On the one hand, old clinical diagnoses do not line up with modern ones, which could make it difficult to compare data from old and new brains, according to several experts. On the other hand, century-old clinical records are often much more descriptive than modern ones. In the early 1900s patients were often confined to institutions and followed much more closely than are patients today, giving psychiatrists the chance to record intimate details. "For example, one record describes a female patient who, over the course of a couple of weeks, ate all of the fibers in a broom," Sandusky says.

"Some of the old cases are very good in terms of quality," says Manuel Graeber, chair of brain tumor research at the University of Sydney. In 1997 he found slides of 91-year-old brain tissue from the first described Alzheimer's patient stashed in a basement at the University of Munich.
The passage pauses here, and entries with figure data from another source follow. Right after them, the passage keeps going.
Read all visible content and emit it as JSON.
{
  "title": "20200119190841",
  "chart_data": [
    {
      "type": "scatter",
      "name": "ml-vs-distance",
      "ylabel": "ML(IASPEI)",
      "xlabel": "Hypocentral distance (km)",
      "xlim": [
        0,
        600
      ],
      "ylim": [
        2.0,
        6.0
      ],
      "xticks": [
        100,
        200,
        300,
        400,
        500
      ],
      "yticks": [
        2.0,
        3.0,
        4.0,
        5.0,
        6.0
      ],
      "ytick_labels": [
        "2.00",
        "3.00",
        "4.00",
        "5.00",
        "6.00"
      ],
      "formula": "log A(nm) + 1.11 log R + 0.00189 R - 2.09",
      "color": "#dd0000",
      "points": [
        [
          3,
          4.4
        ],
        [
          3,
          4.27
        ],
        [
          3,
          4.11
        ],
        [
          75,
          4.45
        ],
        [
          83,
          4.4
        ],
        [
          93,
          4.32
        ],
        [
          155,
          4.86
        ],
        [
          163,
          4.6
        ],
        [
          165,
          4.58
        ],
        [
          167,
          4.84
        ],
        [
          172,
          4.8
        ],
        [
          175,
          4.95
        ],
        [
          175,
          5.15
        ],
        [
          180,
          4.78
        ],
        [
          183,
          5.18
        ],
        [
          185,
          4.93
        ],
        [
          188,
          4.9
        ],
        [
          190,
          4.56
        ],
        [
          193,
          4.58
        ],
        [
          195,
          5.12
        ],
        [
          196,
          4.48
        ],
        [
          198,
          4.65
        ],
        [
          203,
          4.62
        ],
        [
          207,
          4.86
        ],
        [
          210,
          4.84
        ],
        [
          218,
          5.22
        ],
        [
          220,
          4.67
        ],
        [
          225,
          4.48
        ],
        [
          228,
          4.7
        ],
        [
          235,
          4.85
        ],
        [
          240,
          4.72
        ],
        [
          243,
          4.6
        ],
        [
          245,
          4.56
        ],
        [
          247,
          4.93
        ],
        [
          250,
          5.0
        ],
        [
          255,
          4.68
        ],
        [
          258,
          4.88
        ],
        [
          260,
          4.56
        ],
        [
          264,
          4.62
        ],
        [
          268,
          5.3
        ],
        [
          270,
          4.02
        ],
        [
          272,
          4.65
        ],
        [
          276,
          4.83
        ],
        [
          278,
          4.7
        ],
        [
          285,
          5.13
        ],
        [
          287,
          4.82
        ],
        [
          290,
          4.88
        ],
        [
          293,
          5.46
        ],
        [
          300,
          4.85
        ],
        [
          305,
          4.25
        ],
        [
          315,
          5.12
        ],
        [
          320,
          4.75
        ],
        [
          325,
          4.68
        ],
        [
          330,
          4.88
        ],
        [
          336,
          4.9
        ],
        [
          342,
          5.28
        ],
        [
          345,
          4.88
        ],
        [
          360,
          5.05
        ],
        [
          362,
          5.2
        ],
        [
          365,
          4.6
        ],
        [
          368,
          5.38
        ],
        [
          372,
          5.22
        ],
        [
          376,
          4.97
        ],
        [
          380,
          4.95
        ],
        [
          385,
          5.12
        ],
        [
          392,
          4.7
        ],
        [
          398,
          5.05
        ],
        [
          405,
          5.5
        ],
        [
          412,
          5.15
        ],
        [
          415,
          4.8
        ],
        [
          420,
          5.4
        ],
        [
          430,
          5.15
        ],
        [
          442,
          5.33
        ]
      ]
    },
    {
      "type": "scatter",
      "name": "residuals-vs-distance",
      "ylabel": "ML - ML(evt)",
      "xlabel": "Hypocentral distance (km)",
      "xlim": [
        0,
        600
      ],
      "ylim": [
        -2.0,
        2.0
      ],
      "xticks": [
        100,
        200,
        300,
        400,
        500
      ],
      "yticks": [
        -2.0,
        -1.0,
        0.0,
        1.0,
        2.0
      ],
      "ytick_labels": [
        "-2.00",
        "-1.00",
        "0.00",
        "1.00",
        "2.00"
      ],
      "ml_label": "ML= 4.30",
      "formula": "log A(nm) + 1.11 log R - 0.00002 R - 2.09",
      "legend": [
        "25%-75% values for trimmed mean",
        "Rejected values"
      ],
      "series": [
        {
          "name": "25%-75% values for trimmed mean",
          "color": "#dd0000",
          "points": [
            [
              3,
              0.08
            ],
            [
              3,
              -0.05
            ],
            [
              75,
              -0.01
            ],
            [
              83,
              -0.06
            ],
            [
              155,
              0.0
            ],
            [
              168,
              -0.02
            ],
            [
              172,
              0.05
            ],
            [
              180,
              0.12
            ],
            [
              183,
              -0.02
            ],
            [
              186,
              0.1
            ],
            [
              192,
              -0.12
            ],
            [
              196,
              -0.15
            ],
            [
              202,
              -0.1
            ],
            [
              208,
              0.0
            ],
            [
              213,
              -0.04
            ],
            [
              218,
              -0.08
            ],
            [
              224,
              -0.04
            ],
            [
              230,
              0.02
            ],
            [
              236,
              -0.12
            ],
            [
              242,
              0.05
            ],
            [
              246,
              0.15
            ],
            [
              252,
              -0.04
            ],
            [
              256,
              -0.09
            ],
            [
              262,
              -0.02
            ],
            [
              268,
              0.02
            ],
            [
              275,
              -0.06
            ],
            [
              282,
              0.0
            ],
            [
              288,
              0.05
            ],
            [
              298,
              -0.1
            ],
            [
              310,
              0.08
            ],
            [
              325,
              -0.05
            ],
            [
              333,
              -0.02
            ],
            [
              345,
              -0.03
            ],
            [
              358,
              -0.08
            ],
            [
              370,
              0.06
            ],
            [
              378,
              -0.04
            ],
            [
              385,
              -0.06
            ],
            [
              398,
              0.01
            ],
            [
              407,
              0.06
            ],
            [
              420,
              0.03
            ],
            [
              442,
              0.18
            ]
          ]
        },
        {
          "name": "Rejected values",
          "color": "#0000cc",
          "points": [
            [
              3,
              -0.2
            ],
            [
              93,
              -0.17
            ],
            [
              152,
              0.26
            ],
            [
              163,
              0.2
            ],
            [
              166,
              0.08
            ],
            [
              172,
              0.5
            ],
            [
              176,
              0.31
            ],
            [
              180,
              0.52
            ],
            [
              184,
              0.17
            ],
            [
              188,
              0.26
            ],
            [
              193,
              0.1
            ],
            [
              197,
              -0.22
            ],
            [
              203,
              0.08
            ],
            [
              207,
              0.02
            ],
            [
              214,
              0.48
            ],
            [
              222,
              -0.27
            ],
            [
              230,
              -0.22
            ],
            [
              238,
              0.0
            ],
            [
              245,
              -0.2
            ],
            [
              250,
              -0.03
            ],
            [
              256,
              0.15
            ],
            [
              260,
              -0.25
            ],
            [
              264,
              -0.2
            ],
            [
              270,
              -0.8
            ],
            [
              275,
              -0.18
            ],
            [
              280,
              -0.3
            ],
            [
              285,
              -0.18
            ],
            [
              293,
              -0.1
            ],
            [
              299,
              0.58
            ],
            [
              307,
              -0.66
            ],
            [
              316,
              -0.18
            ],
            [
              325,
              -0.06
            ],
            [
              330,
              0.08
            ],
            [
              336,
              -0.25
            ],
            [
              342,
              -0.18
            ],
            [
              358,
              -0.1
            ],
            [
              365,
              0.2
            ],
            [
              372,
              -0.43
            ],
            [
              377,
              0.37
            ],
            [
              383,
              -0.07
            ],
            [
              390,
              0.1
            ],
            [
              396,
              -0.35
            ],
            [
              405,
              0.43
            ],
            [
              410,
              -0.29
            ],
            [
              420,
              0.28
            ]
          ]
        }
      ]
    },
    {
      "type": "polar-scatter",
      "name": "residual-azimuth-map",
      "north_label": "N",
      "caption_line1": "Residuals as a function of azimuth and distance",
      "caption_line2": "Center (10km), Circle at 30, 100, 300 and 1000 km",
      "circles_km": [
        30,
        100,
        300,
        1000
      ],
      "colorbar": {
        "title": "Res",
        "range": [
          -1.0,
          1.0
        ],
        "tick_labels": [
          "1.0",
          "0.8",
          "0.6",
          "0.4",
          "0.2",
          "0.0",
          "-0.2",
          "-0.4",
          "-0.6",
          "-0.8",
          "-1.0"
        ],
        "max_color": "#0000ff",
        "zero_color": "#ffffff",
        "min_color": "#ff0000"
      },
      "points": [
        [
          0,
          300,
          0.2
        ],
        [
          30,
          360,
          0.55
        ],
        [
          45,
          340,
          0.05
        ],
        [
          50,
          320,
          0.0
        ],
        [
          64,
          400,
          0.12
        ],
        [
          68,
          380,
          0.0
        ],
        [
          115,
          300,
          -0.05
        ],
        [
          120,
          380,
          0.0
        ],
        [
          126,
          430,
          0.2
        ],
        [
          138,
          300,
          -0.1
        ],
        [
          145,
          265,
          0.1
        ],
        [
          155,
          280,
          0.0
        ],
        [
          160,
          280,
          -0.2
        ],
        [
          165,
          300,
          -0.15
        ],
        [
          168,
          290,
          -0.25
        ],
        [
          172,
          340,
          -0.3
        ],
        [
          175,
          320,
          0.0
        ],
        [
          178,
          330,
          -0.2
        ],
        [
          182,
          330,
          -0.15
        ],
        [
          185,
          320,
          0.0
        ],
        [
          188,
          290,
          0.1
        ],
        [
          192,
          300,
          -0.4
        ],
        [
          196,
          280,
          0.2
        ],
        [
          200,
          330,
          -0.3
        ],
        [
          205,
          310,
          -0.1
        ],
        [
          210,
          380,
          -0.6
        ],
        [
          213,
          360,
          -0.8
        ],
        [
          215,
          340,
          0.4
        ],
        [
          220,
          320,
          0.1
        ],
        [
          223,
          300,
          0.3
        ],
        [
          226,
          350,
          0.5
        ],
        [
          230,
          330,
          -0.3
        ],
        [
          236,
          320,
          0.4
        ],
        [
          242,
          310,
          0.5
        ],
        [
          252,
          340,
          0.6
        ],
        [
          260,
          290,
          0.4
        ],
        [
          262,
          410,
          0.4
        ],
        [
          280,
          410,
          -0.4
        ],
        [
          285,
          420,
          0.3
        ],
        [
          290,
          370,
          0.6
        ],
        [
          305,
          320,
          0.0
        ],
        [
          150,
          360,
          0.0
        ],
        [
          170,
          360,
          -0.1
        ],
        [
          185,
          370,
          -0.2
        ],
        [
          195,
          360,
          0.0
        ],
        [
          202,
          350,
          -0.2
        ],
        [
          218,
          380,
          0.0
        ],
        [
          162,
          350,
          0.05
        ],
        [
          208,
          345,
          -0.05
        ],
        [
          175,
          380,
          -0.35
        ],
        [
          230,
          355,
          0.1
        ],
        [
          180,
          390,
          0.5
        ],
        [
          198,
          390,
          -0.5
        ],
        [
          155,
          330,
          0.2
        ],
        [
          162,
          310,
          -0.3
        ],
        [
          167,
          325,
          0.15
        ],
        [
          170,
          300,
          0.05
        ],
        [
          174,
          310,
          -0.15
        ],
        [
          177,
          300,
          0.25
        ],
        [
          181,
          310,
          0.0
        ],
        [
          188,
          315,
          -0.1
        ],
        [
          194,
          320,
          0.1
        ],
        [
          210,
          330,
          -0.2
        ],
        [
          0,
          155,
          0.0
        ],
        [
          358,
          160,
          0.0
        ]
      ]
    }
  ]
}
His team confirmed the telltale plaques and tangles of the disease and ran DNA tests on the tissue. "These were meticulous scientists. It's inspiring."

When the pathology building of the Indiana asylum opened in 1896, the Indianapolis Sentinel newspaper ran an announcement. In it, a local doctor described the purpose of the lab: "to gain a clearer insight into diseases of the mind, which must result in the cure of a much larger percent of cases than is now possible." That goal, at least, has been perfectly preserved.